An estimated 1.4 million people are living with HIV in Kenya. /BBC/AGENCY
“These incredibly exciting results underscore the importance and capability of global partnerships to drive cutting-edge science,” said Julien Nyombayire, executive director of the Center for Family Health Research in Kigali, Rwanda, and one of the lead principal investigators of G003. “It was essential to conduct this evaluation in African populations to ensure that our results reflect the safety and immunologic data from high-burden communities who would deeply benefit from an HIV vaccine.”
Mark Feinberg, president and CEO of IAVI said the results
validate the rational vaccine design that underpins this approach.
“A vaccine would be a tremendous step forward for global health and could help bring an end to the HIV pandemic. This effort has been made possible by a phenomenal collaboration of scientific research institutions, funders, private sector and government—and is a testament to the power of partnership-driven scientific inquiry.”
Broadly neutralising antibodies, or bnAbs, are a rare type of immune defence that can recognise and block a wide range of HIV variants. Unlike standard antibodies, which often only recognise a specific variant of the virus, bnAbs target parts of HIV that stay the same even as the virus mutates. Scientists have long viewed bnAbs as the immune system’s best shot at preventing HIV infection.

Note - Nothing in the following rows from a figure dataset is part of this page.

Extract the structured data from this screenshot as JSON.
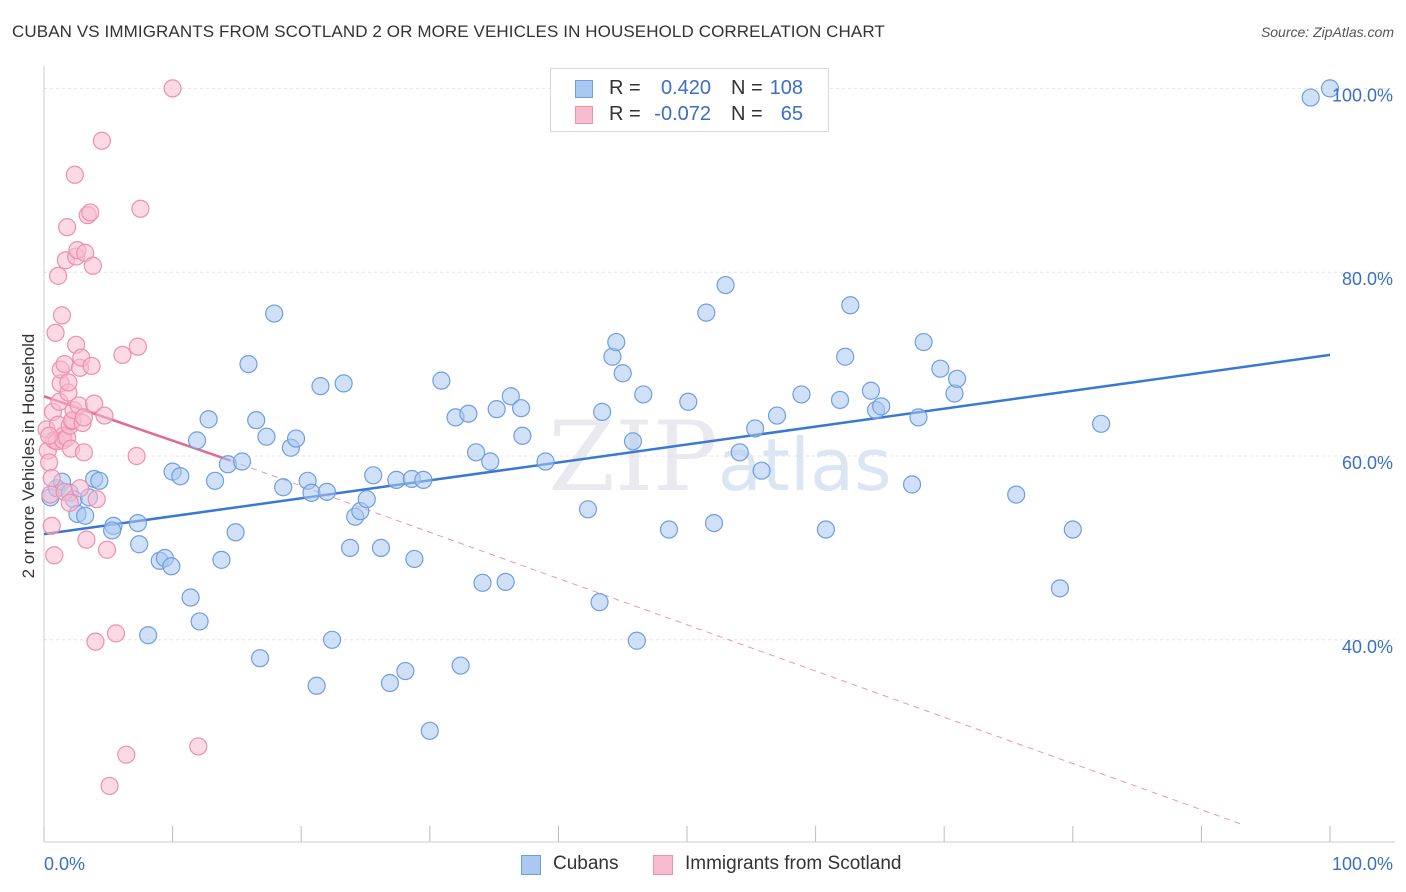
{
  "title": "CUBAN VS IMMIGRANTS FROM SCOTLAND 2 OR MORE VEHICLES IN HOUSEHOLD CORRELATION CHART",
  "source": "Source: ZipAtlas.com",
  "watermark": "ZIPatlas",
  "legend_stats": [
    {
      "r_label": "R =",
      "r_value": "0.420",
      "n_label": "N =",
      "n_value": "108"
    },
    {
      "r_label": "R =",
      "r_value": "-0.072",
      "n_label": "N =",
      "n_value": "65"
    }
  ],
  "colors": {
    "blue_fill": "#aac8f0",
    "blue_stroke": "#6f9ee0",
    "blue_line": "#3a78d4",
    "pink_fill": "#f8bcd0",
    "pink_stroke": "#ee8fae",
    "pink_line": "#e26a92",
    "tick_text": "#3a6fc4",
    "grid": "#e4e4e4"
  },
  "chart_data": {
    "type": "scatter",
    "title": "CUBAN VS IMMIGRANTS FROM SCOTLAND 2 OR MORE VEHICLES IN HOUSEHOLD CORRELATION CHART",
    "xlabel": "",
    "ylabel": "2 or more Vehicles in Household",
    "xlim": [
      0,
      100
    ],
    "ylim": [
      18,
      102
    ],
    "x_tick_labels": [
      "0.0%",
      "100.0%"
    ],
    "y_tick_labels": [
      "100.0%",
      "80.0%",
      "60.0%",
      "40.0%"
    ],
    "y_ticks": [
      100,
      80,
      60,
      40
    ],
    "grid": true,
    "legend_placement": "bottom",
    "series": [
      {
        "name": "Cubans",
        "color": "#6f9ee0",
        "trend": {
          "x": [
            0,
            100
          ],
          "y": [
            51.5,
            71.0
          ],
          "style": "solid"
        },
        "points": [
          [
            0.5,
            55.5
          ],
          [
            1.0,
            56.5
          ],
          [
            1.4,
            57.2
          ],
          [
            2.0,
            56.0
          ],
          [
            2.3,
            55.3
          ],
          [
            2.6,
            53.7
          ],
          [
            3.2,
            53.5
          ],
          [
            3.5,
            55.5
          ],
          [
            3.9,
            57.5
          ],
          [
            4.3,
            57.3
          ],
          [
            5.4,
            52.4
          ],
          [
            7.3,
            52.7
          ],
          [
            5.3,
            51.9
          ],
          [
            7.4,
            50.4
          ],
          [
            8.1,
            40.5
          ],
          [
            9.0,
            48.6
          ],
          [
            9.4,
            48.9
          ],
          [
            9.9,
            48.0
          ],
          [
            10.0,
            58.3
          ],
          [
            10.6,
            57.8
          ],
          [
            11.4,
            44.6
          ],
          [
            11.9,
            61.7
          ],
          [
            12.1,
            42.0
          ],
          [
            12.8,
            64.0
          ],
          [
            13.3,
            57.3
          ],
          [
            13.8,
            48.7
          ],
          [
            14.3,
            59.1
          ],
          [
            14.9,
            51.7
          ],
          [
            15.4,
            59.4
          ],
          [
            15.9,
            70.0
          ],
          [
            16.5,
            63.9
          ],
          [
            16.8,
            38.0
          ],
          [
            17.3,
            62.1
          ],
          [
            17.9,
            75.5
          ],
          [
            18.6,
            56.6
          ],
          [
            19.2,
            60.9
          ],
          [
            19.6,
            61.9
          ],
          [
            20.5,
            57.3
          ],
          [
            20.8,
            56.0
          ],
          [
            21.2,
            35.0
          ],
          [
            21.5,
            67.6
          ],
          [
            22.0,
            56.1
          ],
          [
            22.4,
            40.0
          ],
          [
            23.3,
            67.9
          ],
          [
            23.8,
            50.0
          ],
          [
            24.2,
            53.4
          ],
          [
            24.6,
            54.0
          ],
          [
            25.1,
            55.3
          ],
          [
            25.6,
            57.9
          ],
          [
            26.2,
            50.0
          ],
          [
            26.9,
            35.3
          ],
          [
            27.4,
            57.4
          ],
          [
            28.1,
            36.6
          ],
          [
            28.6,
            57.5
          ],
          [
            28.8,
            48.8
          ],
          [
            29.5,
            57.4
          ],
          [
            30.0,
            30.1
          ],
          [
            30.9,
            68.2
          ],
          [
            32.0,
            64.2
          ],
          [
            32.4,
            37.2
          ],
          [
            33.0,
            64.6
          ],
          [
            33.6,
            60.4
          ],
          [
            34.1,
            46.2
          ],
          [
            34.7,
            59.4
          ],
          [
            35.2,
            65.1
          ],
          [
            35.9,
            46.3
          ],
          [
            36.3,
            66.5
          ],
          [
            37.1,
            65.2
          ],
          [
            37.2,
            62.2
          ],
          [
            39.0,
            59.4
          ],
          [
            42.3,
            54.2
          ],
          [
            43.2,
            44.1
          ],
          [
            43.4,
            64.8
          ],
          [
            44.2,
            70.8
          ],
          [
            44.5,
            72.4
          ],
          [
            45.0,
            69.0
          ],
          [
            45.8,
            61.6
          ],
          [
            46.1,
            39.9
          ],
          [
            46.6,
            66.7
          ],
          [
            48.6,
            52.0
          ],
          [
            50.1,
            65.9
          ],
          [
            51.5,
            75.6
          ],
          [
            52.1,
            52.7
          ],
          [
            53.0,
            78.6
          ],
          [
            54.1,
            60.4
          ],
          [
            55.3,
            63.0
          ],
          [
            55.8,
            58.4
          ],
          [
            57.0,
            64.4
          ],
          [
            58.9,
            66.7
          ],
          [
            60.8,
            52.0
          ],
          [
            61.9,
            66.1
          ],
          [
            62.3,
            70.8
          ],
          [
            62.7,
            76.4
          ],
          [
            64.3,
            67.1
          ],
          [
            64.7,
            65.0
          ],
          [
            65.1,
            65.4
          ],
          [
            67.5,
            56.9
          ],
          [
            68.0,
            64.2
          ],
          [
            68.4,
            72.4
          ],
          [
            69.7,
            69.5
          ],
          [
            70.8,
            66.8
          ],
          [
            71.0,
            68.4
          ],
          [
            75.6,
            55.8
          ],
          [
            79.0,
            45.6
          ],
          [
            80.0,
            52.0
          ],
          [
            82.2,
            63.5
          ],
          [
            100.0,
            100.0
          ],
          [
            98.5,
            99.0
          ]
        ]
      },
      {
        "name": "Immigrants from Scotland",
        "color": "#ee8fae",
        "trend": {
          "x": [
            0,
            14.5
          ],
          "y": [
            66.5,
            59.5
          ],
          "style": "solid",
          "extended": {
            "x": [
              14.5,
              93
            ],
            "y": [
              59.5,
              20
            ]
          }
        },
        "points": [
          [
            0.2,
            62.9
          ],
          [
            0.3,
            60.6
          ],
          [
            0.4,
            59.3
          ],
          [
            0.5,
            55.8
          ],
          [
            0.6,
            52.4
          ],
          [
            0.7,
            64.8
          ],
          [
            0.8,
            61.7
          ],
          [
            0.8,
            49.2
          ],
          [
            0.9,
            73.4
          ],
          [
            1.0,
            61.6
          ],
          [
            1.1,
            63.4
          ],
          [
            1.1,
            79.6
          ],
          [
            1.2,
            65.9
          ],
          [
            1.3,
            67.9
          ],
          [
            1.3,
            69.4
          ],
          [
            1.4,
            75.3
          ],
          [
            1.5,
            62.2
          ],
          [
            1.5,
            61.7
          ],
          [
            1.6,
            56.1
          ],
          [
            1.6,
            70.0
          ],
          [
            1.7,
            81.3
          ],
          [
            1.8,
            84.9
          ],
          [
            1.8,
            62.0
          ],
          [
            1.9,
            66.9
          ],
          [
            1.9,
            68.0
          ],
          [
            2.0,
            54.9
          ],
          [
            2.0,
            63.3
          ],
          [
            2.1,
            60.8
          ],
          [
            2.2,
            63.8
          ],
          [
            2.2,
            63.9
          ],
          [
            2.3,
            65.0
          ],
          [
            2.4,
            90.6
          ],
          [
            2.5,
            81.7
          ],
          [
            2.5,
            72.1
          ],
          [
            2.6,
            82.4
          ],
          [
            2.7,
            65.5
          ],
          [
            2.8,
            56.5
          ],
          [
            2.8,
            69.6
          ],
          [
            2.9,
            70.7
          ],
          [
            3.0,
            63.6
          ],
          [
            3.1,
            60.4
          ],
          [
            3.1,
            64.2
          ],
          [
            3.2,
            82.1
          ],
          [
            3.3,
            50.9
          ],
          [
            3.4,
            86.2
          ],
          [
            3.6,
            86.5
          ],
          [
            3.7,
            69.8
          ],
          [
            3.8,
            80.7
          ],
          [
            3.9,
            65.7
          ],
          [
            4.0,
            39.8
          ],
          [
            4.1,
            55.3
          ],
          [
            4.5,
            94.3
          ],
          [
            4.7,
            64.4
          ],
          [
            4.9,
            49.8
          ],
          [
            5.1,
            24.1
          ],
          [
            5.6,
            40.7
          ],
          [
            6.1,
            71.0
          ],
          [
            6.4,
            27.5
          ],
          [
            7.2,
            60.0
          ],
          [
            7.3,
            71.9
          ],
          [
            7.5,
            86.9
          ],
          [
            10.0,
            100.0
          ],
          [
            12.0,
            28.4
          ],
          [
            0.4,
            62.2
          ],
          [
            0.6,
            57.6
          ]
        ]
      }
    ]
  },
  "bottom_legend": [
    {
      "label": "Cubans"
    },
    {
      "label": "Immigrants from Scotland"
    }
  ]
}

The first step in helping the body produce bnAbs is through what’s known as a priming vaccine: an initial dose designed to activate rare, naïve B cells with the potential to eventually produce bnAbs.
This approach is called germline targeting. B cells are a type of white blood cell that play a central role in the immune system by making antibodies that recognize and fight off viruses and other threats.
Later vaccine doses, known as boosters, guide those cells through a process of maturation toward producing HIV-targeting antibodies. Even though these trials were not intended to generate bnAbs themselves, they demonstrated that the vaccine strategy to deliver a series of different shots to guide the immune system to produce bnAbs has great promise.
The Kenyan scientists who took part in the study are from the KAVI – Institute of Clinical Research, based at the University of Nairobi; Kemri Wellcome Trust Research Programme; IAVI; US’s Duke University; and the US National Institute of Allergy and Infectious Diseases.